Inilah ilmu hidup di Jakarta dari pedagang bubur yang tidak saya miliki sampai sekarang.Latar pendidikan lebih baik tidak menjamin mampu bertahan di Jakarta, setuju ya?
Selain itu, dalam sudut padang yang "agak politis ketimbang sosiologis", melihat orang-orang kecil ini membuat saya kembali menjumpai denyut hidup yang senyap.Â
Berjumpa mereka kembali mengingatkan pada keberadaan subaltern: mereka yang berserak, jelata, miskin, berpendidikan terbatas, dan terus bertahan namun tidak cukup memiliki saluran untuk bersuara. Dalam tingkat tertentu, mereka dibuat agar tidak bersuara.
Cerita tentang orang-orang kecil seperti ini sejatinya banyak berserak di Jakarta. Beberapa dari mereka mungkin sudah pernah diceritakan di Kompasiana namun tampaknya kalah seru dibandingkan membahas pertarungan politik elit dan tetek bengek kalkulasi menang kalahnya.
Saya memang tidak memiliki cukup teori dan sumber informasi untuk ikut membahas pertarungan elite tersebut.Â
Yang bisa saya lakukan adalah menceritakan bahwa dalam ruang megapolitan sekeras Jakarta, orang-orang kecil ini seringkali diposisikan sebagai penonton dalam pasar malam pilgub. Penonton yang tidak perlu mendapatkan perhatian dari hiruk pikuk kegaduhan tulisan politik.
Saya hanya berharap cerita sekilas ini tidak ikut membuat mereka sebagai penonton di pasar malam tersebut. Saya juga tidak tahu rekomendasi politis-kebijakan apa yang bisa disampaikan kepada kontestan di pilgub nanti.
Saya hanya mau mengingatkan lagi kata-kata dari Ali Sadikin yang dikutip oleh Marco Kusumawijaya dalam tulisannya yang berjudul Jakarta, Sang Metropolis (Jurnal Kalam No 19, 2012).

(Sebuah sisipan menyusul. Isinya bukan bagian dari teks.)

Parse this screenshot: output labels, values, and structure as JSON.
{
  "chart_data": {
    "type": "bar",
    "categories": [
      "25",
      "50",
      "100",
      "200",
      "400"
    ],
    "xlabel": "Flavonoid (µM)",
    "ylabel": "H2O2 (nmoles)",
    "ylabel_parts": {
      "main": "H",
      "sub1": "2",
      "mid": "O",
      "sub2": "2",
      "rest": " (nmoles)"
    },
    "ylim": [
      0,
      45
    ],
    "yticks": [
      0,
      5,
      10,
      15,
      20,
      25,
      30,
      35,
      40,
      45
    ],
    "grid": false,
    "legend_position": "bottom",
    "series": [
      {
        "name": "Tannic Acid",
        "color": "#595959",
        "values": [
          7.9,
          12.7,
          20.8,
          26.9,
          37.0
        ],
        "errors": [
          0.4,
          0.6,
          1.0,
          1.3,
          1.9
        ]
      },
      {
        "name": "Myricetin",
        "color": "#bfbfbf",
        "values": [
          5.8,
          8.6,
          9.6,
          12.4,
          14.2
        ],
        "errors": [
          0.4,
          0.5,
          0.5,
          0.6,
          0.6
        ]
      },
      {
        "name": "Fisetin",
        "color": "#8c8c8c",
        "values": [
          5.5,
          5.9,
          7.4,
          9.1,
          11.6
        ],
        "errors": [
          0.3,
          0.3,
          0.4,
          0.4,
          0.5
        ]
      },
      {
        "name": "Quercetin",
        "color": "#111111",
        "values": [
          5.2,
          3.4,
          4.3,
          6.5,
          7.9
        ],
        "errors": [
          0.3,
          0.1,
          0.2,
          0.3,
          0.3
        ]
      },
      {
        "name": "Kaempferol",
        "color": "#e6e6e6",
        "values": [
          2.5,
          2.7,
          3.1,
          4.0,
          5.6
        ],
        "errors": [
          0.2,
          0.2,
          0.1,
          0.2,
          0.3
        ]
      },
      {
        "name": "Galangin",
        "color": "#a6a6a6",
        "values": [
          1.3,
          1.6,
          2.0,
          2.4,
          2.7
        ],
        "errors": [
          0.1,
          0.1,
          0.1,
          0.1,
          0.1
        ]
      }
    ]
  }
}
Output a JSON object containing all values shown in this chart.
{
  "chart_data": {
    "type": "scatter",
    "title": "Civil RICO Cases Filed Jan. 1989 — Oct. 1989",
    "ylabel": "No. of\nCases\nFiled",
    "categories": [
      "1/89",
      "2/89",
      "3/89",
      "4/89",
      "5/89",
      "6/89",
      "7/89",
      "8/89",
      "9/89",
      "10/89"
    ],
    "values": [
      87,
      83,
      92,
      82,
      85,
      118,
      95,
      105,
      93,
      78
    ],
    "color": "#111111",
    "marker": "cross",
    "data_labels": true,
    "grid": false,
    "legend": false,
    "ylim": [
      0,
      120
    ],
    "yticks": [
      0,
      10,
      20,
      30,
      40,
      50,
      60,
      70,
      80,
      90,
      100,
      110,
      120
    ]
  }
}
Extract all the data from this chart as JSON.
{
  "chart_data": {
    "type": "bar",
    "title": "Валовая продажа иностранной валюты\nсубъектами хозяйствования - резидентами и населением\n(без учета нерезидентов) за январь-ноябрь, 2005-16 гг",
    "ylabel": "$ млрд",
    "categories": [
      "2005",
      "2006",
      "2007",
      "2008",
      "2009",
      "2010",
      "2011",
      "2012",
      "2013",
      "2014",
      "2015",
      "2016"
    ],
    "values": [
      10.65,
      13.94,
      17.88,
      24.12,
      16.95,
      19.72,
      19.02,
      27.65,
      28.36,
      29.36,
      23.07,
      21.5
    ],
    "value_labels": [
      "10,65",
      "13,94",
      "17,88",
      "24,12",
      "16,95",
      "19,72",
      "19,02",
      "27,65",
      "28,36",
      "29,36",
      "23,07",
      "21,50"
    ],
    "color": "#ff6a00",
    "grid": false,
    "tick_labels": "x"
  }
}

Ali Sadikin pada tahun 1977 pernah bilang begini:
Meskipun akan terdapat perluasan kawasan perkotaan clan pertumbuhan penduduk akan sangat cepat dan segera melewati angka 10 juta, saya harus berhati-hati dalam menggunakan istilah metropolis ataupun megalopolis...Isi kualitatif wilayah Jakarta adalah sangat berbeda dengan metropolis dan megalopolis (di negara maju) yang segalanya serba teknologi tinggi, hiruk-pikuk dan berskala besar.
Mungkin kebesaran Jakarta dalam sepuluh tahun mendatang masih akan berupa kumpulan kepingan-kepingan kecil dengan hanya beberapa komponen di sana-sini saja yang sungguh-sungguh membentuk sistem jaringan perkotaan metropolitan. [...] Kami masih dalam tahapan mengejar kuantitas di segala bidang. Tidak banyak yang dapat dilakukan untuk meningkatkan kualitas dan standar pelayanan perkotaan.
Pertanyaannya kemudian, mungkinkah Pilgub di Jakarta 2016 melahirkan pemimpin yang bergerak lebih jauh dari yang diprediksi Ali Sadikin tahun 1977 itu? Tanya kedua, ketika itu semua terwujud, bagaimana dengan orang-orang kecil seperti pedagang bubur?